One of my questions to presenters at an education symposium Friday was what three things the Georgia Legislature had done in the last few years that helped education and what had hurt it.
Herb Garrett of the Georgia School Superintendents Association paused for a moment before responding: “The road to hell is paved with good intentions. I think there have been some good intentions. But it’s easier to talk about the damage.”
And the greatest damage to schools has come from the ongoing “austerity cuts,” a phrase introduced into education parlance by Gov. Sonny Perdue in 2003.
Cumulatively, those cuts have reduced spending in Georgia k-12 schools by $1.1 billion, said Garrett.
“There are systems barely able to keep their heads above water,” he said, speaking at the Georgia Partnership for Excellence in Education’s annual session on top school issues in the state.
State Rep. Stacey Abrams, D-Atlanta, could only come up with two positives that she and her peers achieved for education — increased flexibility for systems that win charter status and House Bill 186, which broadened career and technical offerings in high schools.
That she could not come up with a third example bothered Abrams. The problem is that Georgia has disinvested in its schools, she said.
Many of her General Assembly colleagues sidestep the damaging underfunding because they don’t want to be tarred as tax-and-spend types.
But a manufacturer faced with unskilled workers and broken-down machinery only has three choices, said Abrams: Go bankrupt, accept that it will produce an inferior product for a down-scale market or seek new investments to improve its workforce and its product.
With its schools, Georgia has opted to produce a mediocre product and peddle it to dollar stores, said Abrams.
Her Republican colleague at the podium, Brooks Coleman of Gwinnett, did not disagree.
“It’s a fact that we have had deep cuts in education,” said Coleman, a former teacher.
“I thought about having a bake sale or an auction. If we could just put the money back in — but it is not going to happen.”
It’s not only lawmakers at fault, said Coleman. Voters contend they want all sorts of improved government services, including better schools, but balk at paying for them.
Jadun McCarthy, Georgia Teacher of the Year, talked about the impact of cuts on the classroom.
“We are being told, ‘You need to do more with less,’” he said. “That sounds like a great philosophy. But it presupposes you weren’t doing the most that you could with what you had in the first place.”
A Bibb teacher, McCarthy said his school is in the bottom 5 percent of Georgia high schools, although he and other teachers are committed to their students’ success.
“For whatever reason, we are not reaching them; they are not learning the way they should. Is that solely the responsibility of the teacher?” he asked.
McCarthy said he has students who live in homes with no electricity and who come to class hungry because their last meal was yesterday’s school lunch.

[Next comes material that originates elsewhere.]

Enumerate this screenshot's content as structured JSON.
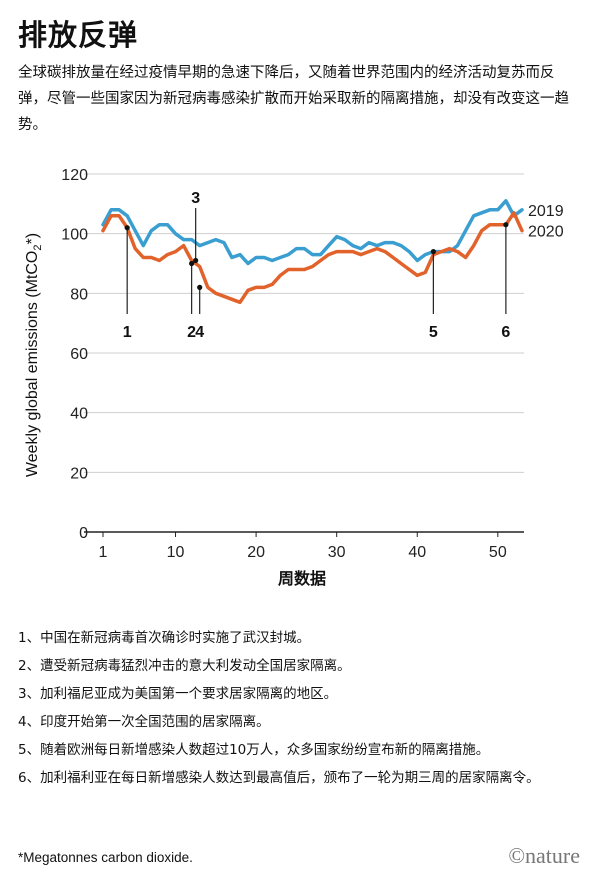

“People think my job is to get this child to read ‘Beowulf,’ to understand Shakespeare, the bard of Avon. This child doesn’t care,” said McCarthy. “This child wants to be in a room with heat. This child wants to be safe.”
“There is no test that measures that Mr. McCarthy made a difference in this child’s life because he kept him off the street,” he said. “Our job goes beyond giving information and knowledge. Our job involves the creation and building up of a human being.”
Traveling the state as Teacher of the Year, McCarthy said, “I found out that teachers are tired. They are tired of being put down and focused on as the sole problem in an education system that is quite frankly not where it should be.”
McCarthy said the classrooms of today differ little from the classrooms of 1985. “Children in rows of desks. A teacher in front of the room. You might have a white board instead of a blackboard, but fundamentally the classroom is the same, yet our children are different.”
Today’s children are growing up with iPads, iPhones and computers, he said. Yet, schools continue to treat technology as an add-on rather than an essential.
In the flush days of the Georgia Lottery, there was money to pay for technology in schools along with HOPE scholarships and pre-k. Local systems received so much lottery cash for hardware, said Garrett, that “we joked that we created a new state flower. Instead of the Cherokee Rose, we had the satellite dish because one of those ugly things sprang up in the yard of every school in the state.”
But the lottery now can’t even fully fund HOPE and pre-k, so districts pay for their own technology. Garrett says this exacerbates the gap between wealthy systems that can afford the latest innovations and the poor rural ones “that are probably still using Apple IIs.”